Erin Webb

Agricultural Engineer, Senior R&D Staff

Dr. Erin Webb is a Senior Research and Development Staff Member in the Environmental Sciences Division at Oak Ridge National Laboratory and Joint Associate Professor in the Department of Biosystems Engineering and Soil Science at the University of Tennessee.  Dr. Webb received a B.S. in Agricultural Engineering from the University of Tennessee, an M.S. in Biosystems Engineering from the University of Kentucky, and a Ph.D. in Agricultural and Biological Engineering from the University of Florida. Her graduate research, supported by fellowships from NSF and NASA, focused on modeling plant growth and evapotranspiration for improving environmental control systems. She conducted her doctoral research at the Space Life Sciences Laboratory at the NASA Kennedy Space Center on simulating and modeling plant transpiration in a greenhouse on Mars. She is a licensed professional engineer.

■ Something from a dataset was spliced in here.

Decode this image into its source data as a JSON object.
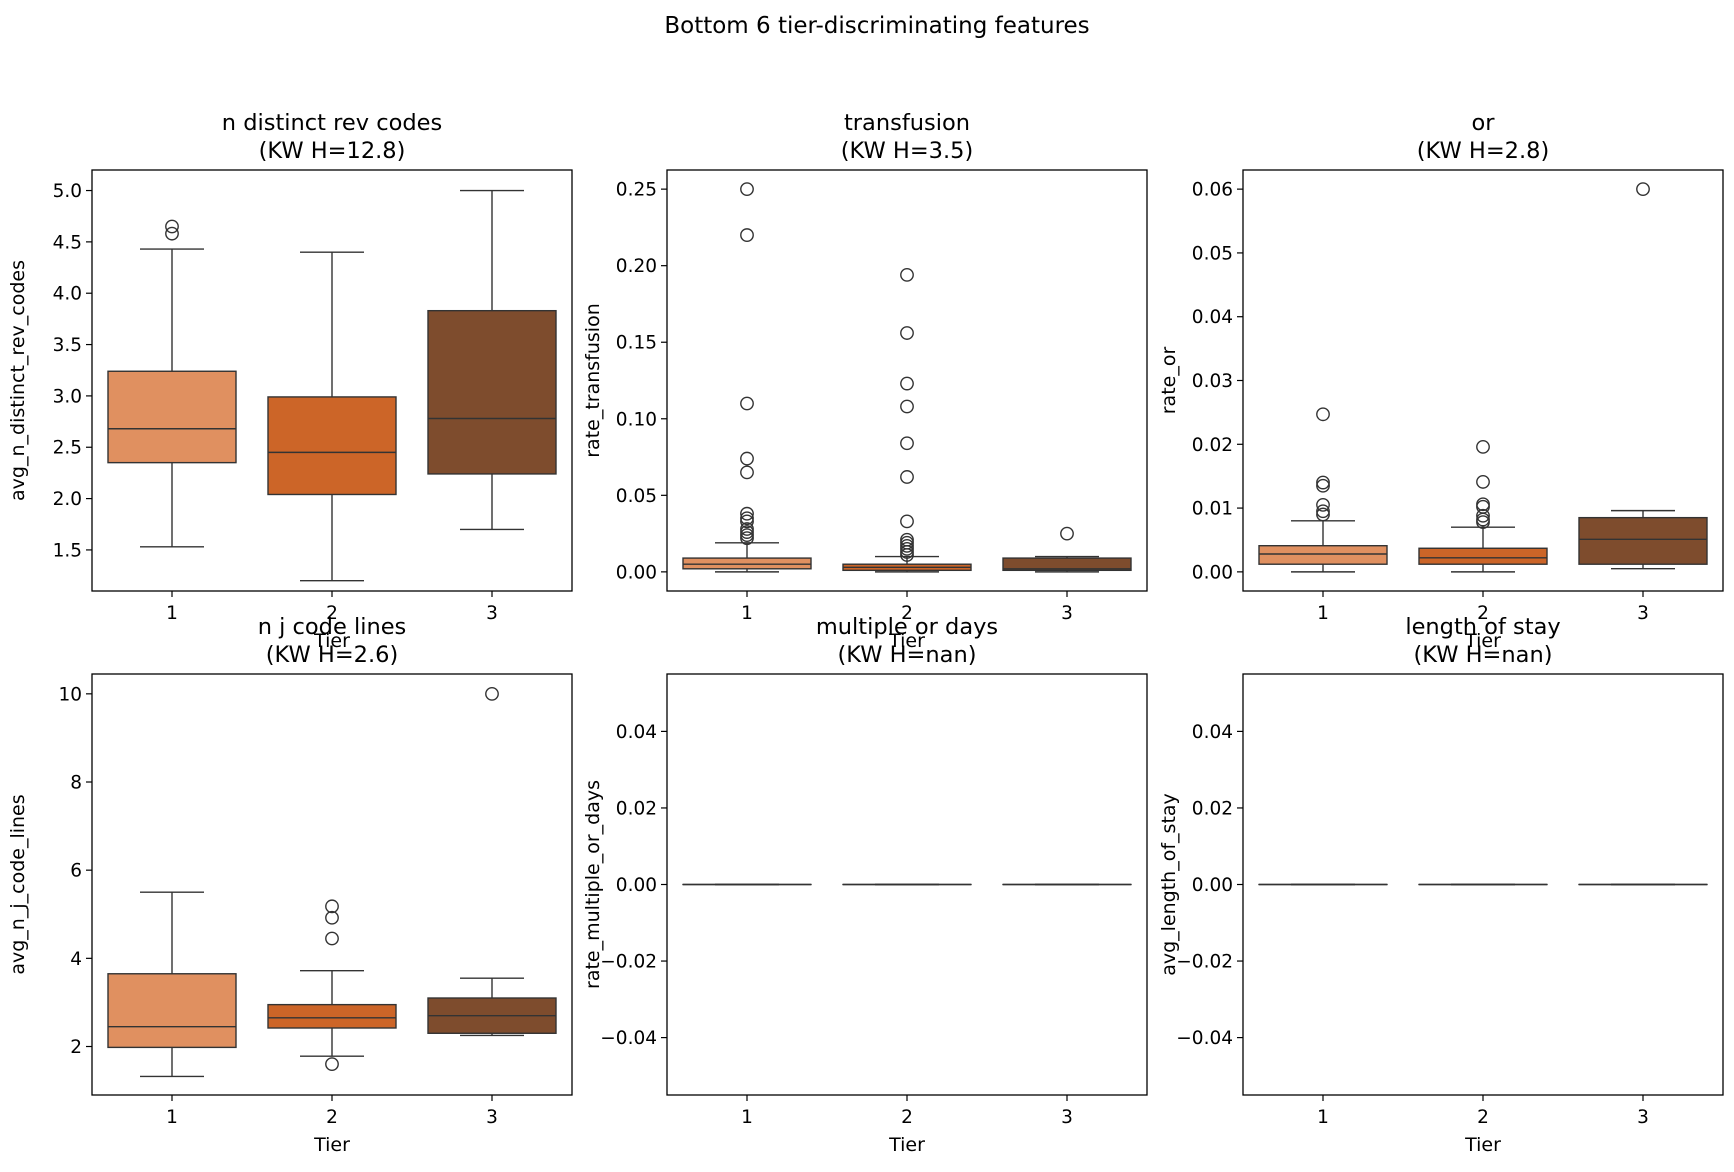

Building on her academic research on plant-environment interactions and a desire to develop new economic opportunities for rural communities, Dr. Webb now leads multiple projects sponsored by the DOE Bioenergy Technologies Office focused on simulation and analysis of supply chains to deliver biomass as a feedstock for production of fuels, products, and power.  Her research aims to build and apply models of biomass harvest, storage, transportation, and preprocessing to evaluate the impacts of equipment design and system operational parameters on costs and required inputs for a variety of feedstocks. Her work has been instrumental in assessing impacts of DOE-funded feedstock harvest technologies and in estimating the delivered costs of biomass feedstocks in the highly-regarded DOE report “2016 Billion-Ton Report: Advancing Domestic Resources for a Thriving Bioeconomy”. Dr. Webb’s research also assists biorefineries and biomass suppliers in addressing the fire risk associated with storing bales of corn stover and switchgrass. She leads an industry panel that has successfully proposed changes to fire codes and standards to better reflect the fire risk in modern biomass-handling facilities.  She is leading experiments to better understand fire growth and dynamics in biomass storage and handling for designing safer storage facilities. Dr. Webb also recently began working with material scientists, plant scientists, and other engineers to develop technologies for using biomass in additive manufacturing.